For most indicators, overall center performance was higher at the one-year assessment than it was at baseline. In addition, two of the three CHCs having year-two assessments showed generally improved results from year one. The third center's year-two results showed worsening performance in most areas compared with year one. Given the cross-sectional nature of the samples, these results should be interpreted with caution.
Only two of the five centers prioritized the same five diabetes indicators, and only two indicators were selected by all five CHCs — namely, annual assessment of urine for microalbuminuria and HbA1c testing. For HbA1c testing, there were differences in the desired frequency, with some CHCs wanting at least two HbA1c tests per year and others wanting three tests per year. Factors that seemed to influence indicator selection and adherence included whether the selection was based on consensus or made by the medical director; provider training, experience, and beliefs; and CHC staff and organizational issues. In one CHC where the medical director chose the indicators, we later revised them midstream to reflect the priorities of a physician who had not been involved in the initial process and was the sole CHC physician participant in our initiative. From this experience and others, we learned that it was important to recognize and address local issues that could adversely affect indicator selection and/or staff buy-in and participation.

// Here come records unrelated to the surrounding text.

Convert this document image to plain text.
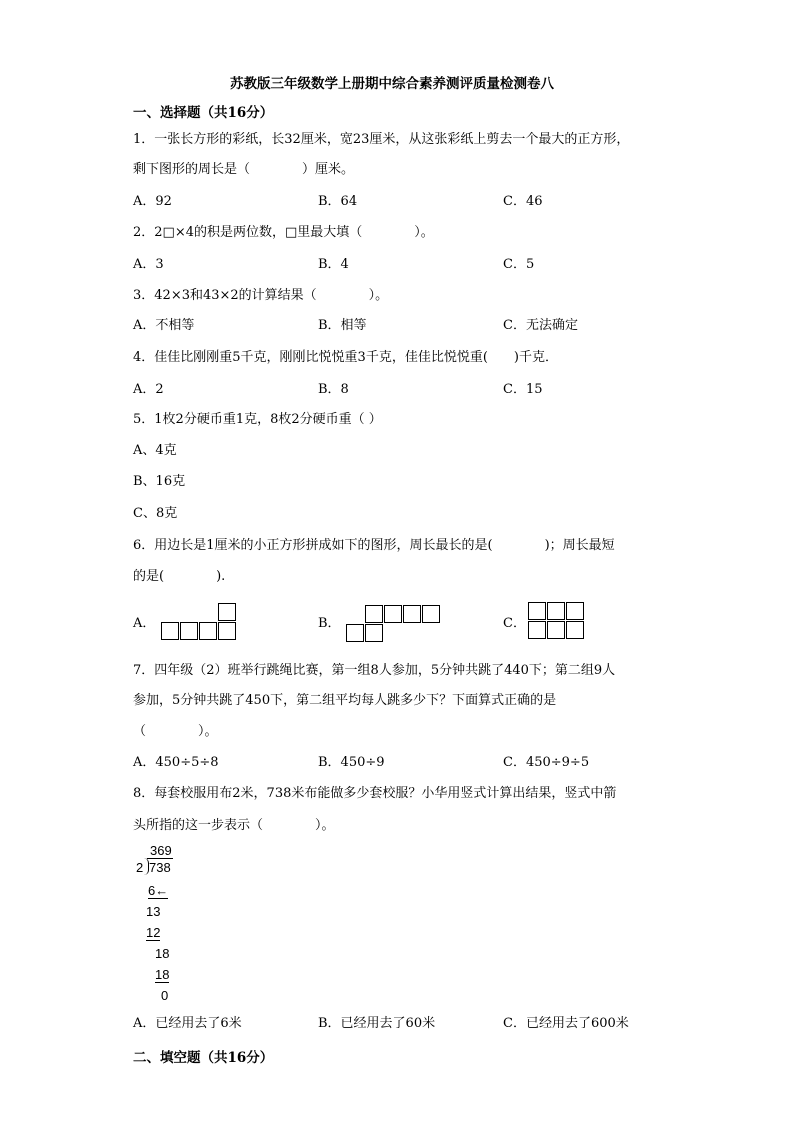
苏教版三年级数学上册期中综合素养测评质量检测卷八
一、选择题（共16分）
1．一张长方形的彩纸，长32厘米，宽23厘米，从这张彩纸上剪去一个最大的正方形，
剩下图形的周长是（　　　　）厘米。
A．92	B．64	C．46
2．2□×4的积是两位数，□里最大填（　　　　）。
A．3	B．4	C．5
3．42×3和43×2的计算结果（　　　　）。
A．不相等	B．相等	C．无法确定
4．佳佳比刚刚重5千克，刚刚比悦悦重3千克，佳佳比悦悦重(　　)千克．
A．2	B．8	C．15
5．1枚2分硬币重1克，8枚2分硬币重（ ）
A、4克
B、16克
C、8克
6．用边长是1厘米的小正方形拼成如下的图形，周长最长的是(　　　　)；周长最短
的是(　　　　).
A．	B．	C．
7．四年级（2）班举行跳绳比赛，第一组8人参加，5分钟共跳了440下；第二组9人
参加，5分钟共跳了450下，第二组平均每人跳多少下？下面算式正确的是
（　　　　）。
A．450÷5÷8	B．450÷9	C．450÷9÷5
8．每套校服用布2米，738米布能做多少套校服？小华用竖式计算出结果，竖式中箭
头所指的这一步表示（　　　　）。
369
2 738
6←
13
12
18
18
0
A．已经用去了6米	B．已经用去了60米	C．已经用去了600米
二、填空题（共16分）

All five of our CHCs used paper records. While there is evidence that provider reminder systems such as diabetes flow sheets helped improve diabetes care, not all of our centers used them (10
). Some were understandably resistant to adding yet another flow sheet to their already complicated charts. One CHC already had incorporated its diabetes measures into its adult health maintenance flow sheet. The majority of its patients did not have diabetes, and providers were only infrequently using that portion of the flow sheet. After some discussion, we arrived at the solution of placing colored stickers inside the charts on the adult health maintenance/diabetes flow sheets of their patients with diabetes. This change resulted in improved recognition of patients with diabetes and improved performance on the indicators. The use of flow sheets, in general, was associated with improved recognition and performance.
Any new initiative dependent on the participation of providers must compete with many other demands on their time during usual patient encounters (e.g., patient expectations and requests, professional concerns, diverse and sometimes conflicting practice guidelines and prevention recommendations, local and national initiatives, interruptions, emergencies). For example, even though four of our five partner CHCs were participating in the HRSA/CDC Diabetes Collaborative — whose members agreed to adopt local shared quality-improvement measures consistent with national guidelines — the level of participation still varied considerably from site to site. This taught us that participation in other diabetes programs was no guarantee of success.
In most centers, providers reacted to our initial presentation of results with disbelief, as both their individual and CHC levels of compliance were typically lower than they expected. During our meeting, they appeared to be comparing their results with center results and sometimes with another provider's results. We addressed the skepticism in several ways. First, we described our methods during our presentation (i.e., the comprehensiveness of the chart reviews, the use of two reviewers for quality control, the levels of interrater reliability). Second, we also asked the reviewers, who could be project and/or local office staff, to be present to respond to any questions. Third, we put the results in context by comparing each center's results with available national statistics that were typically about the same or worse. Generally, these strategies overcame barriers to acceptance, and we were able to move on to a more substantive discussion on what steps could be taken for improvement. We then facilitated discussions on what behavioral and structural changes providers could make as a staff to improve their results, and we offered technical assistance, such as help with the development of flow sheets or telephone consultation. By the end of the meeting, centers had usually developed a tentative plan for improvement. From this, we concluded that while obtaining provider-level data was more work, it generated a healthy interest and sense of competition among participants.
Given how busy providers often are, we looked for other ways to improve care. When feasible, we recommended implementing measures via "systems change" as an alternative to assigning a new responsibility to already overburdened providers. In one center, the medical director agreed with our recommendation that medical assistants take more responsibility for charting and ordering certain diabetes screening tests under standing orders, such as annual urine testing for microalbumin, annual lipid panel, and periodic HbA1c testing. We conducted a special training session for those staff. However, it took several visits before we noticed a change, and we were not confident that it would persist. We learned from this and other experiences that systems change at the practice level can be quite difficult to achieve and sustain.